During the hearing, Johnson’s attorney Andrew Alperstein said Johnson intended to divest himself of his eight firearms with time to spare before the 48-hour deadline.
After court, Alperstein and Joseph Pappafotis, his co-counsel, touted Johnson’s career in the police department and said he looked forward to resolving the case.
“Mr. Johnson has enjoyed a long career of public service and giving back to his community while serving as a police officer and a detective,” they said after the hearing. “It’s unfortunate that he’s in the situation that he’s in and he looks forward to dealing with it in a responsible manner.”
Johnson, a Baltimore resident, joined the Baltimore County force in 2008 and became a narcotics detective in 2014, according to a Tuesday news release from the U.S. Attorney’s Office for Maryland.
Baltimore County police spokeswoman Joy Stewart said Johnson is suspended without pay. Prior to the indictment, he had been suspended with pay.
In 2019, Johnson obtained a qualified handgun instructor certificate from Maryland State Police, which authorized him to instruct students on using firearms, prosecutors said. Those who purchase, rent or receive a handgun in the state must have a handgun qualification license, and a wear-and-carry permit must also be acquired to use them legally.
Hours of training are required to obtain the licenses — at least four for handgun qualification licenses, and 16 for initial wear-and-carry permit applications, plus an additional eight upon renewal applications for those permits. Wear-and-carry permit applicants must also complete a Maryland State Police firearms training course within two years of submitting a new or renewal application.
Johnson accepted payments for licenses and permits via interstate electronic transfer funds services, such as Venmo, CashApp and Zelle, in exchange for him falsely certifying that they had completed the required training, according to federal prosecutors. He allegedly charged about $100 for handgun qualification licenses and $150 to $200 for wear-and-carry permits, prosecutors said.
After receiving payment, Johnson told applicants they would not need to attend the required classes and sent them score sheets falsely certifying the completion of the training, according to prosecutors. Applicants then used those forms to apply for their licenses and permits. Johnson received six payments from five people for licenses, permits or both, according to the release.
In the two years since earning his qualified handgun instructor certificate, Johnson certified at least 100 applicants for handgun licenses and at least 45 for wear-and-carry permits, prosecutors said.
A person identified in the indictment only by the initials B.C., approached Johnson in January about obtaining a wear and carry permit, according to the indictment. B.C. told Johnson on Facebook messenger that he’d signed up for a class and inquired about Johnson’s services. Prosecutors detailed the telling dialogue that followed.
“Do I still need to take the class? Lol,” B.C. wrote.
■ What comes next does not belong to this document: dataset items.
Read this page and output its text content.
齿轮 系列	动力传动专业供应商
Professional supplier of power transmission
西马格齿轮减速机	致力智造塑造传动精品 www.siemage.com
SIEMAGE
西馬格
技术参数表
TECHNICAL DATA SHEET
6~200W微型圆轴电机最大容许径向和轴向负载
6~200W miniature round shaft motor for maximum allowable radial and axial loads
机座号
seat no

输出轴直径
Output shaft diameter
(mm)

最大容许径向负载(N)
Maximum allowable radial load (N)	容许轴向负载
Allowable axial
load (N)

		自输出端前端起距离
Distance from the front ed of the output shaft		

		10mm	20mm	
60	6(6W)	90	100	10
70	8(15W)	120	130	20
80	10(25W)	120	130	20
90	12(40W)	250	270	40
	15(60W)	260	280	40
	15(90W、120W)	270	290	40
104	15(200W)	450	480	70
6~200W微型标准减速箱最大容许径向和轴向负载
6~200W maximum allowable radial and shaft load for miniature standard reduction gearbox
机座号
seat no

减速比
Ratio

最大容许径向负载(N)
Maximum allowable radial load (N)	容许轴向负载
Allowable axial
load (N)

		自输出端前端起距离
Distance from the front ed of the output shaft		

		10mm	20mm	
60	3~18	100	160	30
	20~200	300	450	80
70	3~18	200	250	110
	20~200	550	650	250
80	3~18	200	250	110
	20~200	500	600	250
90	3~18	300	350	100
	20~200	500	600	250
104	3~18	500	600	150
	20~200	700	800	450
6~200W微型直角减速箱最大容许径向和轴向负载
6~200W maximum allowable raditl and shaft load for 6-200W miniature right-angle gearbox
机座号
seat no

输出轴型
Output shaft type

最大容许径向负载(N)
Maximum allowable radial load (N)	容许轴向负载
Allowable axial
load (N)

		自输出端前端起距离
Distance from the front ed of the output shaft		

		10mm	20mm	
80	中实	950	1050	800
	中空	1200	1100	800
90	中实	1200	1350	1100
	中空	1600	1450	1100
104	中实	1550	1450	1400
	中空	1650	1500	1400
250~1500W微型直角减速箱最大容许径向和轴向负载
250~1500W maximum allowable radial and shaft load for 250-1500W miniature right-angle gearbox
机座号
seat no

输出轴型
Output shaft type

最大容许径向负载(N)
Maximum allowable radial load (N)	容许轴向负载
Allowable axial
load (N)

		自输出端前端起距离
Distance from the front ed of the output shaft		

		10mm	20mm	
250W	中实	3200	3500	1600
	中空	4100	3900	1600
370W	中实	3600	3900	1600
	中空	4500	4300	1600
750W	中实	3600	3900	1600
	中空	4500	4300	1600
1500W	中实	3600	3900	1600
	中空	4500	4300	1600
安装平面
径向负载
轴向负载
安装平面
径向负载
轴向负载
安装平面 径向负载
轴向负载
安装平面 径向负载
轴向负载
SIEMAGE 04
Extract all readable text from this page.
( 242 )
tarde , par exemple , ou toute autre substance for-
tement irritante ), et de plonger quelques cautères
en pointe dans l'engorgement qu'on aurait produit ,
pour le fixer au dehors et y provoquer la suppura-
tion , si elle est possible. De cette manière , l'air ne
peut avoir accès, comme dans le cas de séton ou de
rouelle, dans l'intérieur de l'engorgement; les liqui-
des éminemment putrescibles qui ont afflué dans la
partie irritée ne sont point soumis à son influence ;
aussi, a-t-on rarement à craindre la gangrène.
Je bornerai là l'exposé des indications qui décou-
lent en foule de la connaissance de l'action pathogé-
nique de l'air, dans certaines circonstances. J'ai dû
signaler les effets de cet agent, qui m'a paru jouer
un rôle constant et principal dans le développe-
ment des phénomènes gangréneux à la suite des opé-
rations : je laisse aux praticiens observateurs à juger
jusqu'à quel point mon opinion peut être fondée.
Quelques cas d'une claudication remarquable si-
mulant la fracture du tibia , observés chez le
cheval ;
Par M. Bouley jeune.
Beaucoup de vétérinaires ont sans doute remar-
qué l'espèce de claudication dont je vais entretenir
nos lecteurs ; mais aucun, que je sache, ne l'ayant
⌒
“F--- that course lol,” Johnson responded. “Yeah I charge $150 and sign it off for you snd [sic] then you get printed and apply. Let me know. Better than sitting through 16 hours.”
“Jesus that’s so much easier. Can my wife get her hql that way as well?” B.C. asked.
“Yeah I do $100 for HQL and $150 for CCW,” Johnson responded, according to the indictment. “That gets her the certificate of training and you the shooting sheet and training sign off.”
Qualified handgun instructors “whose courses fail to meet minimum standards and who improperly certify applicants” will lose their certification, according to the state police website.